昭和の風林史(昭和五八年十月五日掲載分)

2019年10月24日

見える見えんは時の運か

相場は情報では儲からん。相場は相場に聞くだけであるが聞ける、聞けんは時の運。

相場の世界で特に取引員第一線営業現場は、あそこが買った、ここが売ったと節々の手口に、ことのほか神経をくばるし、その手口の身元も相場がまだ立会しているうちにほとんど知れわたってしまう。

そしてこれが当たらずといえど遠からず、正確とはいえないまでも輪郭を?んでいるから、この世界の情報は怖いのである。

昔ある相場師が小豆の買い占めで苦戦している時に苦肉の策で二、三の要点に、ちょっとした情報を絶対極秘だよ―と流したところ30分もしないうちにとんでもない遠いところから尾ひれがついて逆流してきたらしい。

そしてその情報にその相場師が乗ってしまった。

あとから判ったのは、なんの事ない自分が極秘だよと流した材料が業界くまなく行きわたって自分のところに戻ってきた。

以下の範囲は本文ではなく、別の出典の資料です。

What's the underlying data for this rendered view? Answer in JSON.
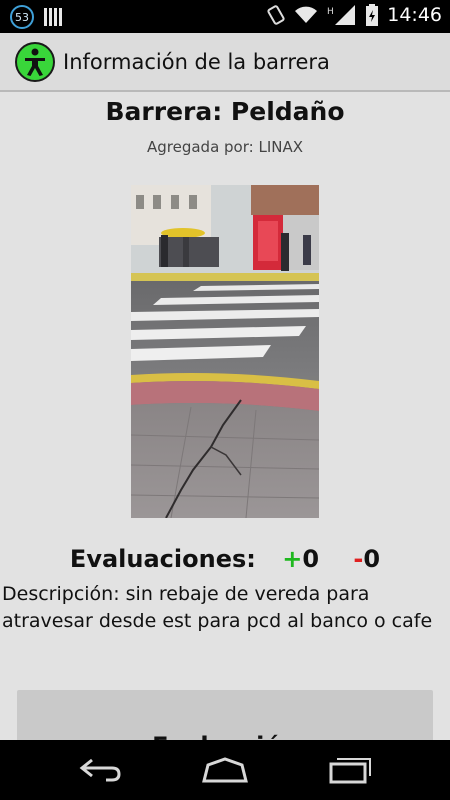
{
  "status_bar": {
    "notification_count": "53",
    "time": "14:46",
    "network_letter": "H",
    "icons": [
      "notification-badge-icon",
      "barcode-icon",
      "phone-rotate-icon",
      "wifi-icon",
      "cell-signal-icon",
      "battery-icon"
    ]
  },
  "action_bar": {
    "title": "Información de la barrera",
    "icon": "accessibility-person-icon",
    "icon_color": "#39d63a"
  },
  "barrier": {
    "title": "Barrera: Peldaño",
    "added_by_label": "Agregada por:",
    "added_by_user": "LINAX",
    "photo_icon": "street-crosswalk-photo"
  },
  "evaluations": {
    "label": "Evaluaciones:",
    "positive_sign": "+",
    "positive_count": "0",
    "negative_sign": "-",
    "negative_count": "0",
    "positive_color": "#1fb81f",
    "negative_color": "#e02020"
  },
  "description": {
    "text": "Descripción: sin rebaje de vereda para atravesar desde est para pcd al banco o cafe"
  },
  "button": {
    "label": "Evaluación"
  },
  "nav_bar": {
    "icons": [
      "back-icon",
      "home-icon",
      "recent-apps-icon"
    ]
  }
}
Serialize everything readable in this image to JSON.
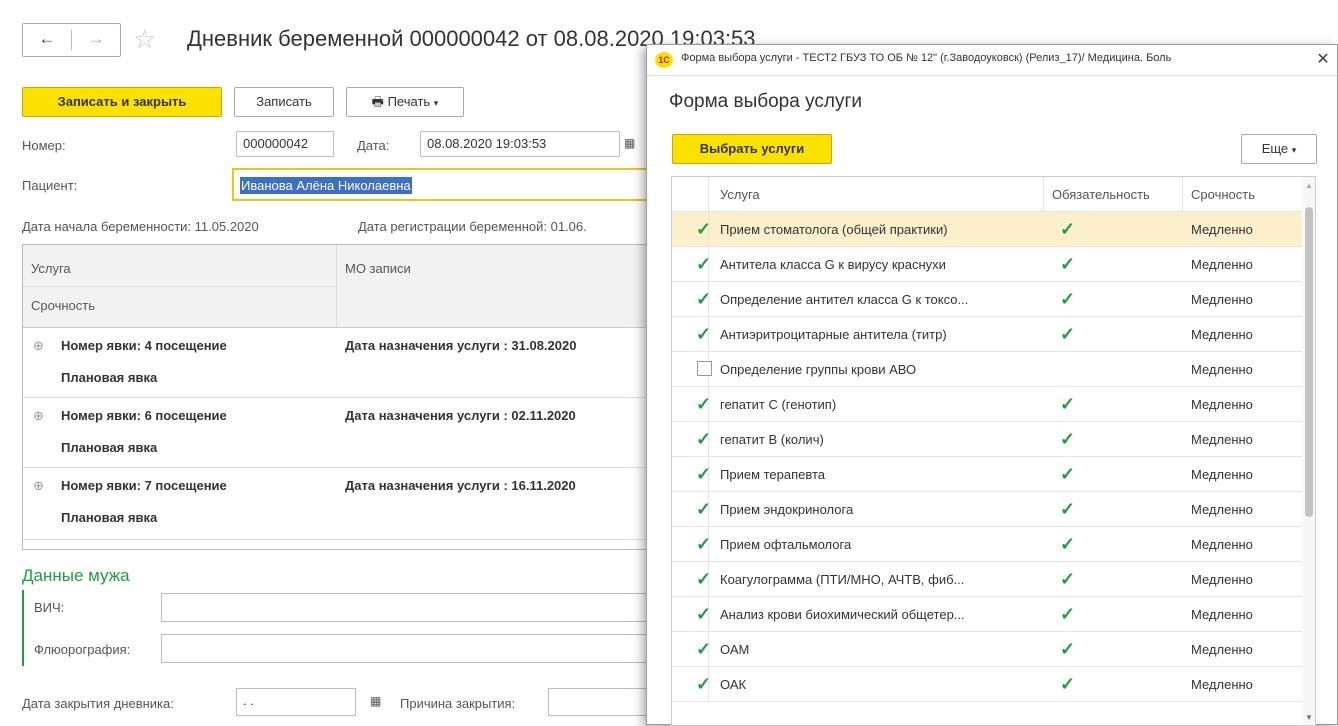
{
  "main": {
    "title": "Дневник беременной 000000042 от 08.08.2020 19:03:53",
    "toolbar": {
      "save_close_label": "Записать и закрыть",
      "save_label": "Записать",
      "print_label": "Печать"
    },
    "number_label": "Номер:",
    "number_value": "000000042",
    "date_label": "Дата:",
    "date_value": "08.08.2020 19:03:53",
    "patient_label": "Пациент:",
    "patient_value": "Иванова Алёна Николаевна",
    "pregnancy_start": "Дата начала беременности: 11.05.2020",
    "registration_date": "Дата регистрации беременной: 01.06.",
    "grid": {
      "col_service": "Услуга",
      "col_urgency": "Срочность",
      "col_mo": "МО записи",
      "groups": [
        {
          "visit": "Номер явки: 4 посещение",
          "date": "Дата назначения услуги : 31.08.2020",
          "type": "Плановая явка"
        },
        {
          "visit": "Номер явки: 6 посещение",
          "date": "Дата назначения услуги : 02.11.2020",
          "type": "Плановая явка"
        },
        {
          "visit": "Номер явки: 7 посещение",
          "date": "Дата назначения услуги : 16.11.2020",
          "type": "Плановая явка"
        }
      ]
    },
    "husband_section": "Данные мужа",
    "hiv_label": "ВИЧ:",
    "fluoro_label": "Флюорография:",
    "close_date_label": "Дата закрытия дневника:",
    "close_date_value": ". .",
    "close_reason_label": "Причина закрытия:"
  },
  "dialog": {
    "window_title": "Форма выбора услуги - ТЕСТ2 ГБУЗ ТО ОБ № 12\" (г.Заводоуковск) (Релиз_17)/ Медицина. Боль",
    "logo_text": "1С",
    "heading": "Форма выбора услуги",
    "select_button": "Выбрать услуги",
    "more_button": "Еще",
    "columns": {
      "service": "Услуга",
      "mandatory": "Обязательность",
      "urgency": "Срочность"
    },
    "rows": [
      {
        "checked": true,
        "name": "Прием стоматолога (общей практики)",
        "mandatory": true,
        "urgency": "Медленно"
      },
      {
        "checked": true,
        "name": "Антитела класса G к вирусу краснухи",
        "mandatory": true,
        "urgency": "Медленно"
      },
      {
        "checked": true,
        "name": "Определение антител класса G к токсо...",
        "mandatory": true,
        "urgency": "Медленно"
      },
      {
        "checked": true,
        "name": "Антиэритроцитарные антитела (титр)",
        "mandatory": true,
        "urgency": "Медленно"
      },
      {
        "checked": false,
        "name": "Определение группы крови АВО",
        "mandatory": false,
        "urgency": "Медленно"
      },
      {
        "checked": true,
        "name": "гепатит С (генотип)",
        "mandatory": true,
        "urgency": "Медленно"
      },
      {
        "checked": true,
        "name": "гепатит В (колич)",
        "mandatory": true,
        "urgency": "Медленно"
      },
      {
        "checked": true,
        "name": "Прием терапевта",
        "mandatory": true,
        "urgency": "Медленно"
      },
      {
        "checked": true,
        "name": "Прием эндокринолога",
        "mandatory": true,
        "urgency": "Медленно"
      },
      {
        "checked": true,
        "name": "Прием офтальмолога",
        "mandatory": true,
        "urgency": "Медленно"
      },
      {
        "checked": true,
        "name": "Коагулограмма (ПТИ/МНО, АЧТВ, фиб...",
        "mandatory": true,
        "urgency": "Медленно"
      },
      {
        "checked": true,
        "name": "Анализ крови биохимический общетер...",
        "mandatory": true,
        "urgency": "Медленно"
      },
      {
        "checked": true,
        "name": "ОАМ",
        "mandatory": true,
        "urgency": "Медленно"
      },
      {
        "checked": true,
        "name": "ОАК",
        "mandatory": true,
        "urgency": "Медленно"
      }
    ]
  },
  "colors": {
    "accent_yellow": "#fbe100",
    "check_green": "#1e9e3e",
    "selected_row": "#fbefcc"
  }
}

相場は一場二場ぐらいは靡いたように見えてもすぐ正体を暴露して、修正してしまう。

ここらあたりが相場は神聖にして犯すべからざるところであろうか。

さて、ことほど相場情報は速いけれど、その情報で相場が判るかといえば早耳の早倒れなどといって決して手口分析などの現場情報で相場は儲からん。

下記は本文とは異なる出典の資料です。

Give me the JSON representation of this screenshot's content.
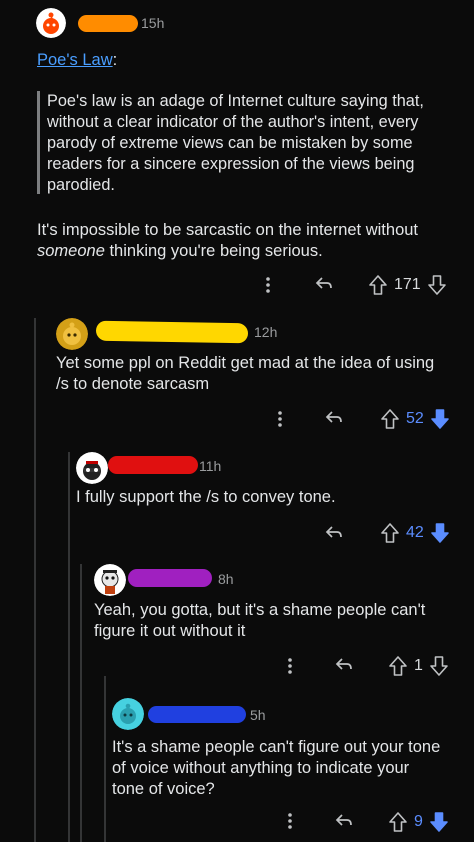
{
  "comments": [
    {
      "time": "15h",
      "link": "Poe's Law",
      "colon": ":",
      "quote": "Poe's law is an adage of Internet culture saying that, without a clear indicator of the author's intent, every parody of extreme views can be mistaken by some readers for a sincere expression of the views being parodied.",
      "body_pre": "It's impossible to be sarcastic on the internet without ",
      "body_em": "someone",
      "body_post": " thinking you're being serious.",
      "votes": "171",
      "upvoted": false
    },
    {
      "time": "12h",
      "body": "Yet some ppl on Reddit get mad at the idea of using /s to denote sarcasm",
      "votes": "52",
      "upvoted": true
    },
    {
      "time": "11h",
      "body": "I fully support the /s to convey tone.",
      "votes": "42",
      "upvoted": true
    },
    {
      "time": "8h",
      "body": "Yeah, you gotta,  but it's a shame people can't figure it out without it",
      "votes": "1",
      "upvoted": false
    },
    {
      "time": "5h",
      "body": "It's a shame people can't figure out your tone of voice without anything to indicate your tone of voice?",
      "votes": "9",
      "upvoted": true
    }
  ],
  "colors": {
    "redact_c1": "#ff8c00",
    "redact_c2": "#ffd700",
    "redact_c3": "#e01010",
    "redact_c4": "#a020c0",
    "redact_c5": "#2040e0",
    "upvote_blue": "#5b8dff"
  },
  "icons": [
    "more-icon",
    "reply-icon",
    "upvote-icon",
    "downvote-icon"
  ]
}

第一線営業現場は、その第一の目的はお客さんが売る気になったり、買う気になったり、商いに弾みがつくことを願う。

もとよりお客さんに儲けてもらおうと思わぬセールスは一人もいない。皆が皆お客さんに儲けてもらいたい。だから一生懸命材料を流し強弱を流す。

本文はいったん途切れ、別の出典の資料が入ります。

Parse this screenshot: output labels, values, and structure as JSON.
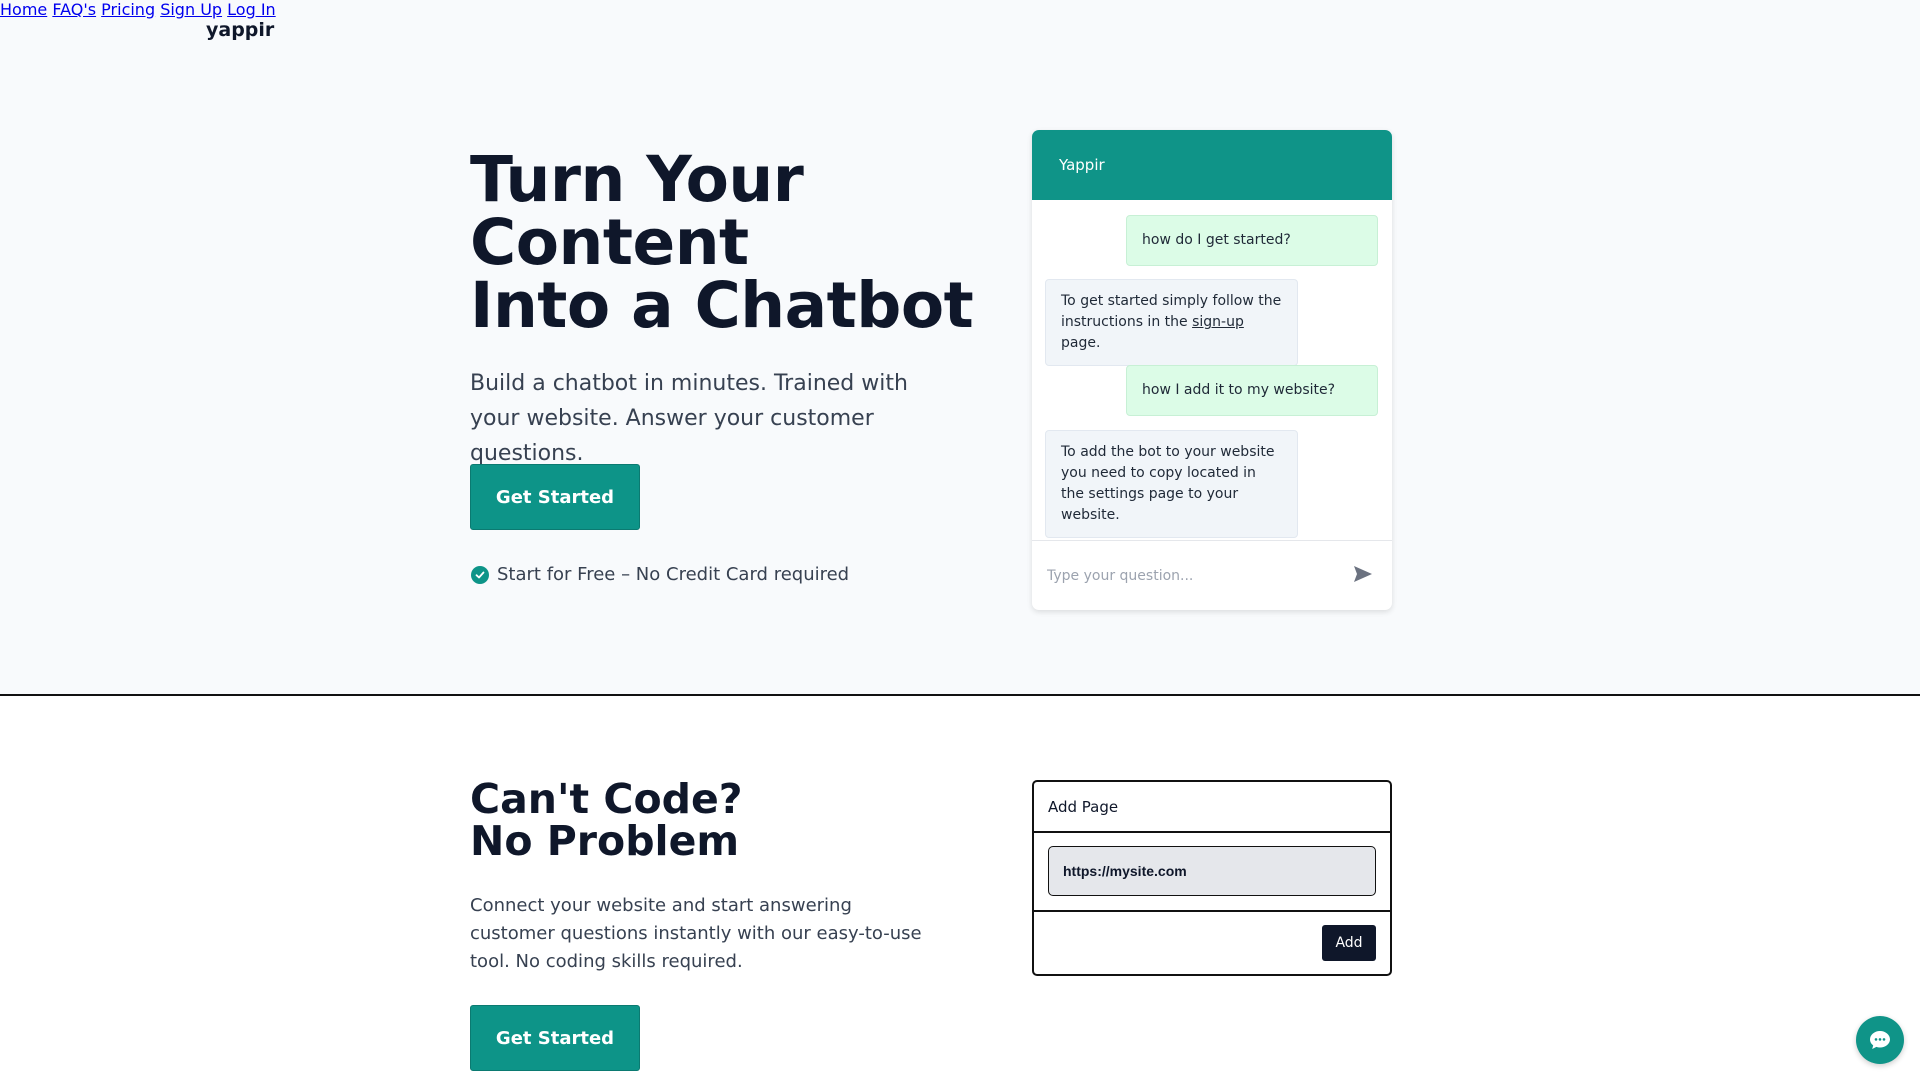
{
  "brand": {
    "logo": "yappir",
    "accent_color": "#0d9488"
  },
  "nav": {
    "items": [
      {
        "label": "Home"
      },
      {
        "label": "FAQ's"
      },
      {
        "label": "Pricing"
      },
      {
        "label": "Sign Up"
      },
      {
        "label": "Log In"
      }
    ]
  },
  "hero": {
    "title_line1": "Turn Your",
    "title_line2": "Content",
    "title_line3": "Into a Chatbot",
    "subtitle": "Build a chatbot in minutes. Trained with your website. Answer your customer questions.",
    "cta_label": "Get Started",
    "free_note": "Start for Free – No Credit Card required"
  },
  "chat_demo": {
    "header": "Yappir",
    "messages": [
      {
        "from": "user",
        "text": "how do I get started?"
      },
      {
        "from": "bot",
        "text_before": "To get started simply follow the instructions in the ",
        "link": "sign-up",
        "text_after": " page."
      },
      {
        "from": "user",
        "text": "how I add it to my website?"
      },
      {
        "from": "bot",
        "text": "To add the bot to your website you need to copy located in the settings page to your website."
      }
    ],
    "input_placeholder": "Type your question..."
  },
  "section2": {
    "title_line1": "Can't Code?",
    "title_line2": "No Problem",
    "subtitle": "Connect your website and start answering customer questions instantly with our easy-to-use tool. No coding skills required.",
    "cta_label": "Get Started"
  },
  "add_page": {
    "header": "Add Page",
    "url_value": "https://mysite.com",
    "add_label": "Add"
  },
  "icons": {
    "check": "check-circle-icon",
    "send": "send-icon",
    "chat_fab": "chat-bubble-icon"
  }
}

引かされ打たれた人にはそれなりのなぐさめになる材料を。

しかし、現実は、あすの相場は誰にも判らない。判らないが見える時と見えん時があるというだけ。

●編集部註
 言葉は生き物である。当節、日常的に使われている言葉の出自が、意外に若い時がある。
 例えば「目が点になる」は、さだまさしが歌詞に用いたの最初とされる。「バツイチ」「ヘコむ」等も意外に最近の言葉だ。
 心を折る、心が折れるという言葉も、知る人ぞ知る〝ミスター女子プロレス〟神取忍のインタビューが発祥とされる。
 何故こんな事を書いたかというと、ここまでの国内商品先物市場の歴史は「お客さんに儲けてもらおう」と務めたセールス達の心が幾数多折られた歴史でもあるからだ。
 相場を知らぬ口だけ達者な売り上げ至上主義の上司、やたらに書類を書かせる主務省等々、ネタは枚挙にいとまがない。